Data tooling is not the problem, processes and people are
Summary — build tools that focus on driving behavioral, process change with Data teams.
Data tools have had their “Cambrian explosion” in the past decade. Each data tool is solving a new problem at a different layer — but IMO, the eventual problem of “data driven decision making” is solved less by a BI tool, but more by people and processes. We have more or less a similar set of core features at each layer of the wide variety of tools -
Creation > Ingestion > Warehouse > DE / Modelling > Consumption
where Consumption includes BI / Analytics, Experimentation and ML.
Every tool has some form of criticism, because usually teams do not end up using the way the creator built, envisioned and even validated them to be used. This is contrary to good product principles, but IMO, it is true! Data tools are complex concoctions and unlike Consumer apps, getting the interface and process “delightful” is really hard. It might be even unachievable if the “user” layer (aka DS, DE, DA maturity level) is the problem or where the users are not able to derive enough value.
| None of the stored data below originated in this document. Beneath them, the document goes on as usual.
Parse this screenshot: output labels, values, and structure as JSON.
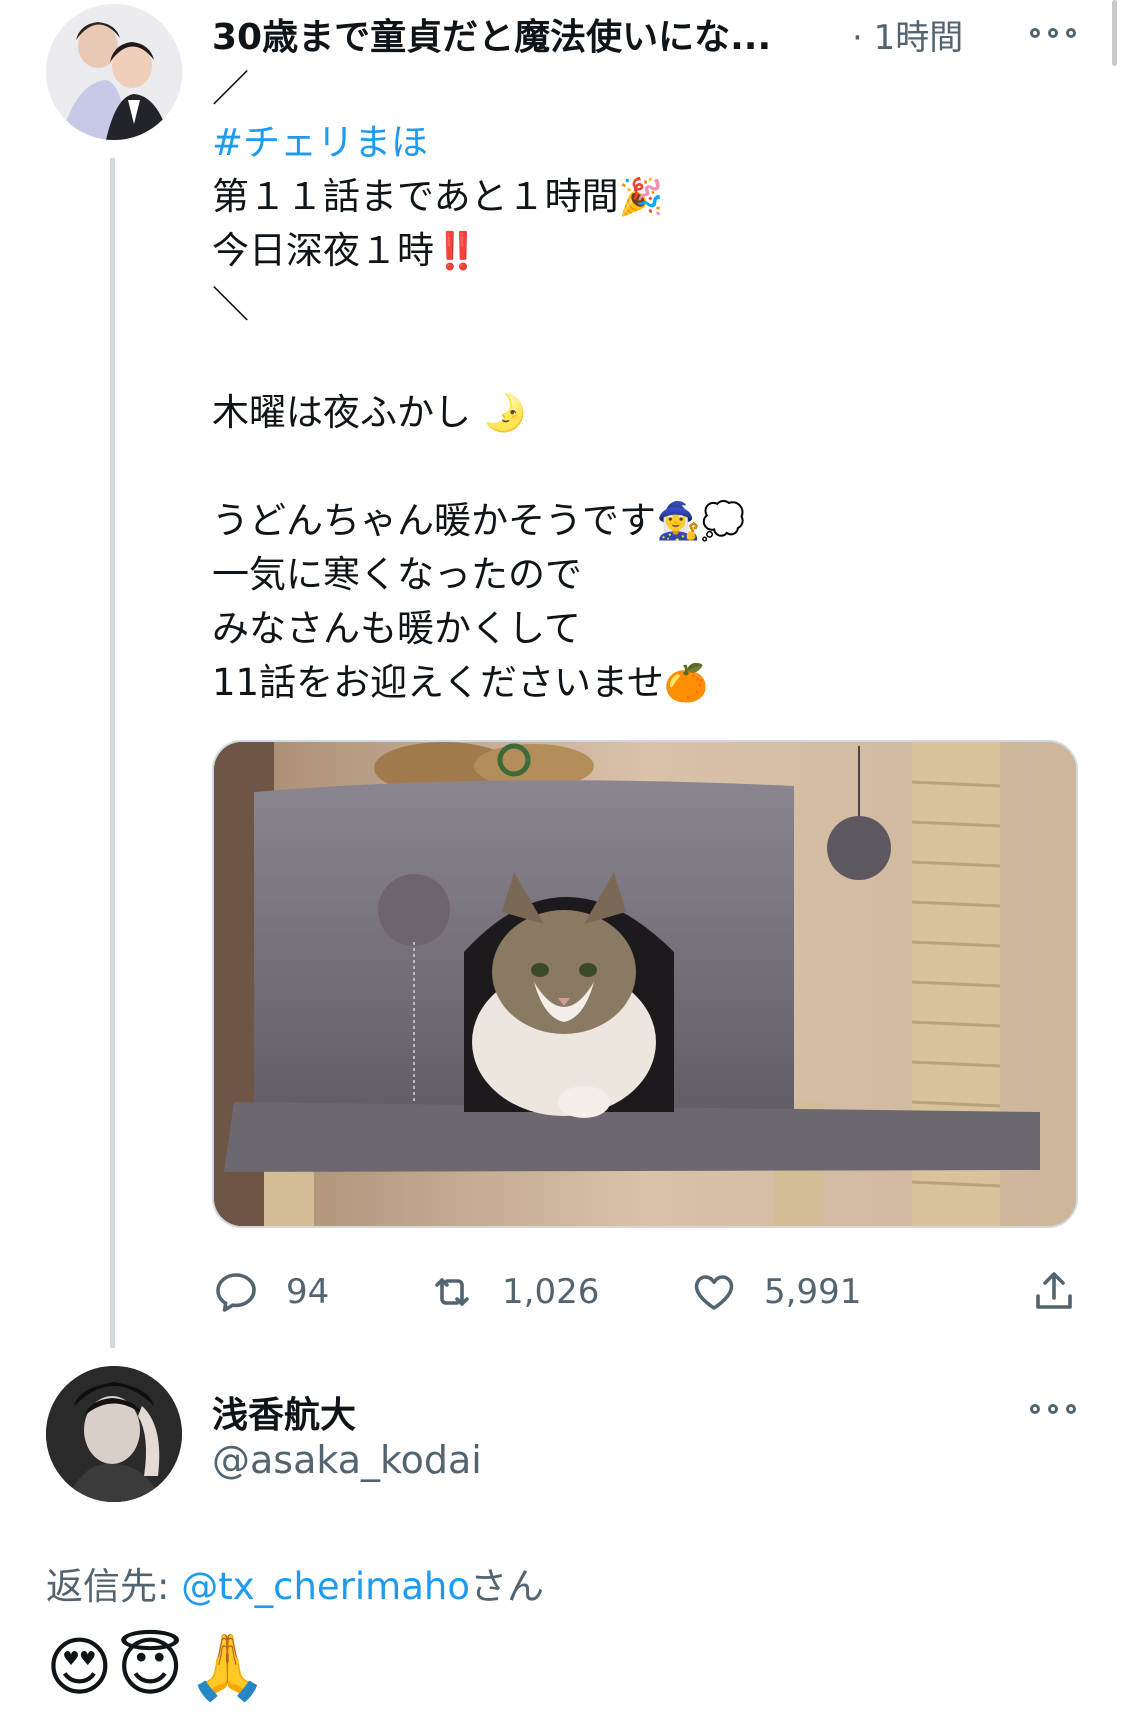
{
  "tweet": {
    "display_name": "30歳まで童貞だと魔法使いにな...",
    "time": "· 1時間",
    "lines": [
      {
        "text": "／",
        "emoji": ""
      },
      {
        "text": "#チェリまほ",
        "emoji": "",
        "hashtag": true
      },
      {
        "text": "第１１話まであと１時間",
        "emoji": "🎉"
      },
      {
        "text": "今日深夜１時",
        "emoji": "‼️"
      },
      {
        "text": "＼",
        "emoji": ""
      },
      {
        "text": "",
        "emoji": ""
      },
      {
        "text": "木曜は夜ふかし",
        "emoji": "🌛"
      },
      {
        "text": "",
        "emoji": ""
      },
      {
        "text": "うどんちゃん暖かそうです",
        "emoji": "🧙‍♀️💭"
      },
      {
        "text": "一気に寒くなったので",
        "emoji": ""
      },
      {
        "text": "みなさんも暖かくして",
        "emoji": ""
      },
      {
        "text": "11話をお迎えくださいませ",
        "emoji": "🍊"
      }
    ],
    "actions": {
      "reply_count": "94",
      "retweet_count": "1,026",
      "like_count": "5,991"
    },
    "icons": {
      "more": "more-icon",
      "reply": "reply-icon",
      "retweet": "retweet-icon",
      "like": "heart-icon",
      "share": "share-icon"
    }
  },
  "reply": {
    "display_name": "浅香航大",
    "handle": "@asaka_kodai",
    "reply_to_prefix": "返信先: ",
    "reply_to_mention": "@tx_cherimaho",
    "reply_to_suffix": "さん",
    "body_emoji": "😍😇🙏"
  },
  "colors": {
    "link": "#1d9bf0",
    "secondary_text": "#536471",
    "thread_line": "#cfd9de"
  }
}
Some hypothesis of what leads to success with data tooling (i.e. success = teams feel / believe / measure that they are a data driven or informed organization):
- Forcing function for education for behavioural change as part of tool adoption and onboarding (e.g. looker modeling language, dbt for workflows).
- High investment in “consulting” — e.g. sales engineering, contractors, onboarding to drive behavioral change. Not scalable — but works for some data products.
- Filter for organisations/companies that are already data mature (e.g. airbnb — which has a principled data organization) but in this case they are likely doing well with their existing tooling.
- Niches which have clearly defined outcomes e.g. funnel analytics with amplitude, crash analytics with crashlytics, sequence analytics with Interana.
#1, #2, #3 — are all pretty hard to achieve, which leaves us with #4 as the likely viable option for driving success for a data tool.
In summary — there are 2 broad categories of data tools — General purpose data tools and Behavior change data tools.
- General purpose data tools are massively adopted (as they are usually at the infra/platform layer — though not necessarily) and their success depends heavily on the organization’s data maturity. The tools have to be exceptionally good at what they do e.g. fivetran or airbyte need to have high coverage of supported sources and sinks or e.g. bigquery needs to be crazy fast with petabytes of data.
- Behavior change tools examples would include dbt (with their tagline being — “transforming data, transforming teams”), or any BI tool that enables a specific analytics need e.g. amplitude funnel analytics.
Note: Thanks to Cedric Chin (Eli James) for some seed thoughts and a bunch of other people who I discussed this thesis with.